操作系统信息
虚拟机,openEuler,6.6.0-72.0.0.76.oe2403sp1.x86_64
Kubernetes版本信息
v1.30.0
容器运行时
containerd v1.7.13
KubeSphere版本信息
在线安装。无K8S集群
问题
用kk3.1.10卸载k8s v1.30.0的时候,执行kk delete -f sample.conf
然后手动清理master和node节点残留文件:
其中有一项是删除 rm -rf /var/run/calico 报错,没有权限操作,(root用户下执行的)
然后大模型查了一下,建议先执行 umount /var/run/calico 然后再删除/var/run/calico,
按照上面步骤操作了后,重启了操作系统,然后重新用kk3.1.10安装k8s v1.30.0,能顺利安装,但是安装完后,除了master节点处于ready状态,其他worker节点都处于not ready状态,查看各个node节点上的pod,都是处于init或者contianercreating状态,继续describe发现,pod起不来是cgroup驱动问题,按照大模型提示发现2个worker节点就没有/var/run/calico/cgroup 目录,于是重新新建这个目录,并mount上去,并重启worker节点,还是一样报错,而且重置集群,重新安装,也是一样的。

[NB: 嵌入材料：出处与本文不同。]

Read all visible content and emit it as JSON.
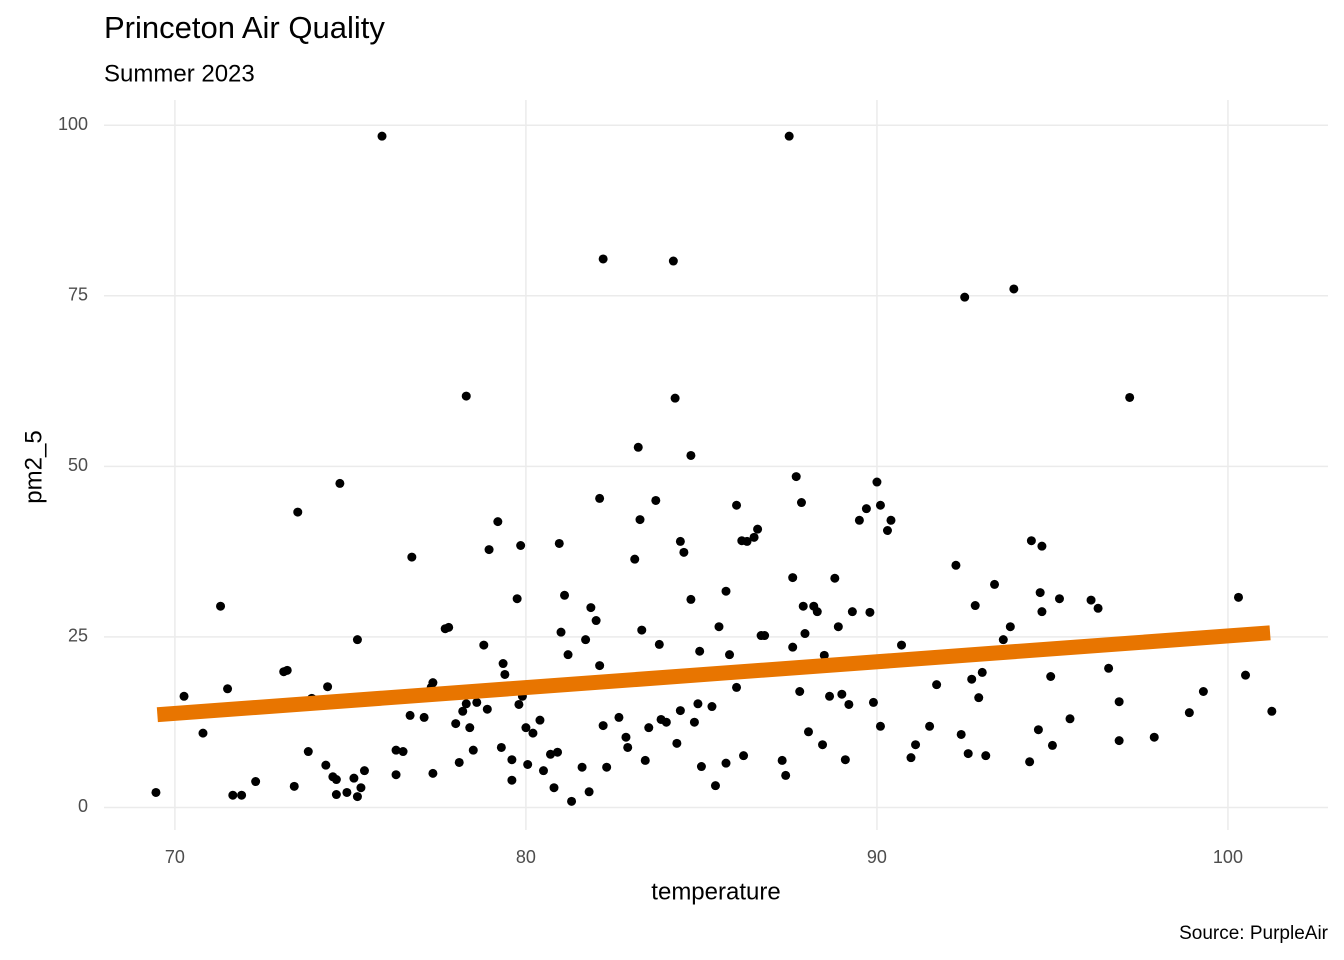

mkdir -p /var/run/calico/cgroup
mount -t cgroup2 none /var/run/calico/cgroup -o rw,nosuid,nodev,noexec,relatime
Events:
Type Reason Age From Message
—
Normal Scheduled 63s default-scheduler Successfully assigned kube-system/calico-node-l4m8t to sv-cz-alg-test-worker-01
Warning FailedCreatePodSandBox 62s kubelet Failed to create pod sandbox: rpc error: code = Unknown desc = failed to create containerd task: failed to create shim task: OCI runtime create failed: runc create failed: unable to start container process: error during container init: error setting cgroup config for procHooks process: openat2 /sys/fs/cgroup/kubepods.slice/kubepods-burstable.slice/kubepods-burstable-pod8637b80c_5b75_48ac_a967_1a4b644d4229.slice/cri-containerd-a1de6738fb2131182dc93a86f59ada12c60245627456266bffcae3be4e6d7602.scope/cpu.weight: no such file or directory: unknown
下面是删除集群的操作
kk delete cluster -f config-k8s-v1300-ipipmode.yml -y
下面是清理各个节点残留文件的操作,在所有节点都执行
# 停止kubelet/containerd
601 systemctl stop kubelet containerd
602 systemctl disable kubelet containerd
603 # 停止calico网络(如有)
604 pkill -9 calico || true
605 pkill -9 bird || true
606 rm -rf /etc/kubernetes /var/lib/kubelet /var/lib/etcd /var/run/kubernetes
607 # 彻底清理calico所有残留(包括之前无法删除的cgroup文件)
608 rm -rf /etc/cni /opt/cni /var/lib/calico
rm -rf /var/run/calico
609 mount | grep calico/cgroup
610 umount /var/run/calico/cgroup
611 ls -ld /var/run/calico /var/lib/calico
612 # 彻底清理calico所有残留(包括之前无法删除的cgroup文件)
613 rm -rf /etc/cni /opt/cni /var/lib/calico
614 rm -rf /var/lib/containerd
615 mv /etc/containerd/config.toml /etc/containerd/config.toml.bak
616 rm -rf /var/lib/containerd /etc/containerd/config.toml
617 # 清理iptables/ipvs规则(重置网络规则)
618 iptables -F && iptables -X && iptables -F -t nat && iptables -X -t nat
619 ipvsadm –clear || true
620 # 清理路由(避免网络冲突)
621 ip route flush proto bird || true
622 ip route
625 systemctl restart containerd
626 service kubelet restart
627 reboot
623 #mkdir -p /var/run/calico/cgroup
624 #mount -t cgroup2 none /var/run/calico/cgroup -o rw,nosuid,nodev,noexec,relatime
kubelet的启动参数指定cgroupDriver: systemd,contianerd:SystemdCgroup = true,
我们内核启动参数:
GRUB_CMDLINE_LINUX=“resume=/dev/mapper/openeuler-swap rd.lvm.lv=openeuler/root rd.lvm.lv=openeuler/swap kernel.cgroup_no_v1=all systemd.unified_cgroup_hierarchy=1 apparmor=0 crashkernel=512M”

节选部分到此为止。